Adding locks to data structures to make them usable by threads makes the structure thread safe.

Crux: How to add locks to data structures

How should we add locks to data structures, in order to make it work correctly, high performance, many threads at once? i.e. concurrently.

Concurrent Counters

We have the following counter:

typedef struct __counter_t {
	int value;
	pthread_mutex_t lock;
} counter_t;

void init(counter_t *c) {
	c->value = 0;
	Pthread_mutex_init(&c->lock, NULL);
}

void increment(counter_t *c) {
	Pthread_mutex_lock(&c->lock);
	c->value++;
	Pthread_mutex_unlock(&c->lock);
}

void decrement(counter_t *c) {
	Pthread_mutex_lock(&c->lock);
	c->value--;
	Pthread_mutex_unlock(&c->lock);
}

int get(counter_t *c) {
	Pthread_mutex_lock(&c->lock);
	int rc = c->value;
	Pthread_mutex_unlock(&c->lock);
	return rc;
}
  • This structures has a single lock, which is acquired when we write and the released when returning from the write call.
  • This code has performance costs:
    • Benchmarking this code, shows us that from a 0.03 seconds that it takes to run on a single threads, it jumps to nearly 5 seconds on 2 threads.

Scalable counting

Definition: When see the threads complete just as quickly on multiple processors as the single threads does on one.

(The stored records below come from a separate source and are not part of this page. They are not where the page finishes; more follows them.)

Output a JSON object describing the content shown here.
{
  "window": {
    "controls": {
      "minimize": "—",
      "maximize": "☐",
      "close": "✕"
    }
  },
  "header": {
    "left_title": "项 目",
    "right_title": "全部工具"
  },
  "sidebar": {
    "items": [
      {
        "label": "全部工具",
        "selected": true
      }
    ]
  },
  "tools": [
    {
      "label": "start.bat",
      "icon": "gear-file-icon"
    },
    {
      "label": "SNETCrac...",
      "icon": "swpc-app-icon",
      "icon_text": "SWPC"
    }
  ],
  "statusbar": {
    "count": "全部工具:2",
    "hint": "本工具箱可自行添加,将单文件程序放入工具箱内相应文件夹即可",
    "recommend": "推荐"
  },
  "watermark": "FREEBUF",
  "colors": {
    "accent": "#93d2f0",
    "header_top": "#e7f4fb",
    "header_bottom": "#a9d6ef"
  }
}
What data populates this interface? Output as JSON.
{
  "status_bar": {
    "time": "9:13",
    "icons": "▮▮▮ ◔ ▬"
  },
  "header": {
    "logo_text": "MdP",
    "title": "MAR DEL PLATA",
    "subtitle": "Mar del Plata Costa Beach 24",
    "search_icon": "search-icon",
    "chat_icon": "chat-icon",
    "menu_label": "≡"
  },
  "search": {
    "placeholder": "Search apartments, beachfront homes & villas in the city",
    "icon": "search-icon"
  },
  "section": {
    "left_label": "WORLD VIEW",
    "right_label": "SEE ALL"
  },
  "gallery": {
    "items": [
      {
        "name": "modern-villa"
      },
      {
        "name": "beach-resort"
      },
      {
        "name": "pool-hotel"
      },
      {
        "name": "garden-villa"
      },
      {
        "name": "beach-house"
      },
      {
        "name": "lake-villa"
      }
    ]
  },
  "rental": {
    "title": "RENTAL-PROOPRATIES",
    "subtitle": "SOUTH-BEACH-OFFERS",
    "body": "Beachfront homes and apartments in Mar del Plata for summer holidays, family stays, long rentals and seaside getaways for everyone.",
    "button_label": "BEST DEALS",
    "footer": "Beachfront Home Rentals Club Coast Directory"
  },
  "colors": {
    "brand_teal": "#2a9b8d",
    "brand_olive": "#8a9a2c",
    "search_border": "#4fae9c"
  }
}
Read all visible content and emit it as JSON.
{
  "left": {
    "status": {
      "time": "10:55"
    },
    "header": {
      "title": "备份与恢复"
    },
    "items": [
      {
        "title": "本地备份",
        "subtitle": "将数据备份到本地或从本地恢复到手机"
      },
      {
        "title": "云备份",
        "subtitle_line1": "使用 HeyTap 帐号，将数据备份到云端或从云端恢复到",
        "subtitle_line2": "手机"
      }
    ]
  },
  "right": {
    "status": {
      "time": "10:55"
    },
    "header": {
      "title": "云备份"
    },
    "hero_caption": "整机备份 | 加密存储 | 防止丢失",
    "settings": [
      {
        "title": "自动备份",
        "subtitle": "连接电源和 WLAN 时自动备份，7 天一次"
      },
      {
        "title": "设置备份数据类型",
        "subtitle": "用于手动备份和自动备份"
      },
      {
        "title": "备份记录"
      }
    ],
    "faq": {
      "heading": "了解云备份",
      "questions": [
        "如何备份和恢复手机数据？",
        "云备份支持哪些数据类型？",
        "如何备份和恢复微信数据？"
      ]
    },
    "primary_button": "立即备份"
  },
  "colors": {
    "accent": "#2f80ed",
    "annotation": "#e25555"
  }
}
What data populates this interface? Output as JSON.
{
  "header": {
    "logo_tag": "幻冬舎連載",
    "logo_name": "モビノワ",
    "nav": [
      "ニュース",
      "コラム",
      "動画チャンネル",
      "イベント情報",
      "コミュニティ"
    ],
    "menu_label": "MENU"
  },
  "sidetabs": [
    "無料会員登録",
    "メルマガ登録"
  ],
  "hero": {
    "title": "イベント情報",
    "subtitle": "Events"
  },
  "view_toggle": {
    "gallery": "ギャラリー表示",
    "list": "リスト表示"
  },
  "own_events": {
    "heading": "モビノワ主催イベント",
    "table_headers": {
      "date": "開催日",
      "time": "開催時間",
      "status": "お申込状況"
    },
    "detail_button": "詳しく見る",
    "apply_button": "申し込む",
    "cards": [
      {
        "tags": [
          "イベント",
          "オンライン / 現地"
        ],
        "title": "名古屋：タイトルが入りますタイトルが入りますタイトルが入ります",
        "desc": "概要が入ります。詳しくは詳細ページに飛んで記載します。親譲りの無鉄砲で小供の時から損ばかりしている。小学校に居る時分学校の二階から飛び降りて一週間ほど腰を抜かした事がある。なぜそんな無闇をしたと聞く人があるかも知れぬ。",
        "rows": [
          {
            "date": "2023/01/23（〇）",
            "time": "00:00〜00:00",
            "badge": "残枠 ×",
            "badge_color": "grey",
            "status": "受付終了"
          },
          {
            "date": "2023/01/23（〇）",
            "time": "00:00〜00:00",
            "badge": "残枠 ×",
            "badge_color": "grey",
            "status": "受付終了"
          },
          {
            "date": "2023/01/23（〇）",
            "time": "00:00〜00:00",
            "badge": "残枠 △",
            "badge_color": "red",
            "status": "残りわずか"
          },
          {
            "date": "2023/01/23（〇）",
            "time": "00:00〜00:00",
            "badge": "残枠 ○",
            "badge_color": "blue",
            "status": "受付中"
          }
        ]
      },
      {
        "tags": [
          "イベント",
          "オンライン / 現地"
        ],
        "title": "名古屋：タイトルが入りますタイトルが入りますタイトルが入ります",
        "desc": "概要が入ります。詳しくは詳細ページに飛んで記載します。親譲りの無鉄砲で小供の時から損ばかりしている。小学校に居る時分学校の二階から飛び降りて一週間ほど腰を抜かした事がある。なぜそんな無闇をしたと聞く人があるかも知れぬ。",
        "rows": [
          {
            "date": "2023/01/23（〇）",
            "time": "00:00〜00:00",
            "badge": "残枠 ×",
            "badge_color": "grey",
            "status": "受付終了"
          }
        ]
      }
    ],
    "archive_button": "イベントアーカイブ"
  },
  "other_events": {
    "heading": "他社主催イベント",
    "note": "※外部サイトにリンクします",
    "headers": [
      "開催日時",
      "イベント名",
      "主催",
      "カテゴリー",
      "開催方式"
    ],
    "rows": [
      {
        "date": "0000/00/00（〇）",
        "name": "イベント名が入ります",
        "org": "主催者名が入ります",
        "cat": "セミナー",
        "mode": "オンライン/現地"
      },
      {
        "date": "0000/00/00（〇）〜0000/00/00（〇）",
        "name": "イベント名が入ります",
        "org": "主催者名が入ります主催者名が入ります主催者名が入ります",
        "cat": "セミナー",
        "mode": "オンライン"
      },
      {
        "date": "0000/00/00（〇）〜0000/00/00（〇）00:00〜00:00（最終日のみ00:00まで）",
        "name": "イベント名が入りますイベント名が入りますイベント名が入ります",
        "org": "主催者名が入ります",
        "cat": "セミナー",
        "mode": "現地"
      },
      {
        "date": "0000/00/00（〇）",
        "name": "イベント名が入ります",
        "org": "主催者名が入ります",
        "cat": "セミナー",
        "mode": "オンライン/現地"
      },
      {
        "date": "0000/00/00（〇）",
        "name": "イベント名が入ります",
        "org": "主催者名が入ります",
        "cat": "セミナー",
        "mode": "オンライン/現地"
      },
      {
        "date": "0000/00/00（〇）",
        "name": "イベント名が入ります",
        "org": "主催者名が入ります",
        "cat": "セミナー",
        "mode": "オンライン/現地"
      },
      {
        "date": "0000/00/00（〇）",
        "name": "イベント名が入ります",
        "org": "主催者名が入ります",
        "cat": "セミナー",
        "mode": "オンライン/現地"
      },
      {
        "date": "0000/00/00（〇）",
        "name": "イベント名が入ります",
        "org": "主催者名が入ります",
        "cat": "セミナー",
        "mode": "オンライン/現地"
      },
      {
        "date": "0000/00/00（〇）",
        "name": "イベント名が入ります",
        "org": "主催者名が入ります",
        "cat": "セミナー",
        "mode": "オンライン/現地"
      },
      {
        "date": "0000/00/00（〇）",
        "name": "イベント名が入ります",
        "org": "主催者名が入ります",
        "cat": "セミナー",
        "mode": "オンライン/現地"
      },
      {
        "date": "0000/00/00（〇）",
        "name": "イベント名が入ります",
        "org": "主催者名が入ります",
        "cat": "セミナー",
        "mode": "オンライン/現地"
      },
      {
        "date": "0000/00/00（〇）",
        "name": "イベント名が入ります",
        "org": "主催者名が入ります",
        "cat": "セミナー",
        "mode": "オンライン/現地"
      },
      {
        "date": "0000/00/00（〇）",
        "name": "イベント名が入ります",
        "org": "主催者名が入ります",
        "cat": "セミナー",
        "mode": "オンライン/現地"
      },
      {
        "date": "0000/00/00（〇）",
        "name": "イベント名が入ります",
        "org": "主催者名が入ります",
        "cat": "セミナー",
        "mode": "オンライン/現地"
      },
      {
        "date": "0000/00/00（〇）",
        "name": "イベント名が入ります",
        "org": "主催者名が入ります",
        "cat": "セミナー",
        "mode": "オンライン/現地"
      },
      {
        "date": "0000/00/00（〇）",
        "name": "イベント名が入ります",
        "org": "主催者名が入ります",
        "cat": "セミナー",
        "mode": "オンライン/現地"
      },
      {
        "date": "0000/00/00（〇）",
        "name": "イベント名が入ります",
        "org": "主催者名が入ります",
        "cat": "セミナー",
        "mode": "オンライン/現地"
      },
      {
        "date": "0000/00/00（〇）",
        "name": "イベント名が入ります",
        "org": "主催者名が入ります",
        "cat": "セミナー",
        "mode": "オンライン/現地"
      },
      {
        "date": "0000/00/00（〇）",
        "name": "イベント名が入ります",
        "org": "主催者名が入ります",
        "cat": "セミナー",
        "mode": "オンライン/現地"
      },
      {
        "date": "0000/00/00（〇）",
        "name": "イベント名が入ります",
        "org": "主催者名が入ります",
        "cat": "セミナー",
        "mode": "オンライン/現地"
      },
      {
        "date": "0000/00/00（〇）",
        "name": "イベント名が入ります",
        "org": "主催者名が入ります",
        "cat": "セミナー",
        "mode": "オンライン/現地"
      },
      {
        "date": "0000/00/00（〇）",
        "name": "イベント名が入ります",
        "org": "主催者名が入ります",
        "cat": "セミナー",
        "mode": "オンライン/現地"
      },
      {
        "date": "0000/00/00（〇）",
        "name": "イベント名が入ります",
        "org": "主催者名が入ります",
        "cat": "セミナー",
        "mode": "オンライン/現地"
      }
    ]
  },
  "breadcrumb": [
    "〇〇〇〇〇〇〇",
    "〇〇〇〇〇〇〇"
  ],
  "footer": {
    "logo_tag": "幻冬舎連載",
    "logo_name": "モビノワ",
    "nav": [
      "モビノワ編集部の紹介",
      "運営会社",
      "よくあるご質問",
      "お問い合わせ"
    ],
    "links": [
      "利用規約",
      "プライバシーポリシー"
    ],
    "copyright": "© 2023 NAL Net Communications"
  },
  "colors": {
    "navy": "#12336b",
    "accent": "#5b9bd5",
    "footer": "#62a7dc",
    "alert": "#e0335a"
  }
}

The most famous technique to attack this problem is called approximate counter:

  • Multiple threads on multiple CPU's
  • Each threads has a local counter, and there a single global counter.
  • When a thread running on a given core wishes to incremente the counter, it increments its local counter
  • Access to this local pointer is sync via a lock
  • To keep the global counter up to date, local values are periodically transferred to the global counter.
  • How often this local-to-global transfer occurs is given by a threshold S:
    • The small S is, the more the counter behaves like the non-scalable counter above
    • The bigger S, the more scalable but less precise
    • S is local to the CPU, meaning that for each CPU there's a timer that when it reaches S, it transfers his counter to the Global counter.

Concurrent Linked List

Check the code on the book, page 362.

  • The code acquires a lock on insertion and releases it once finished.
  • The code acquires a lock for lookup, since we don't want our list to change when we are searching for an element inside of it.

Scaling Linked Lists

  • Instead of having a single lock for the entire list, we have a lock per node.
  • This is called hand-over-hand locking
  • When traversing the list, the code first grabs the next node's lock and then releases the current node's lock
  • This has performance issues since grabbing a lock for each node can be a time expensive task.

Concurrent queues

Check the code on the book, page 365.

  • We have two locks, one for the tail and one for the head
  • Thanks to this locks, we can perform concurrent enqueue and dequeue operations.
  • We can also add a dummy code to separate the head part of the queue, with the tail part.

Concurrent hash tables

Code at page 366

  • Instead of having a lock for the entire structures we have a lock per hash bucket.
  • This enables many concurrent operations to take place.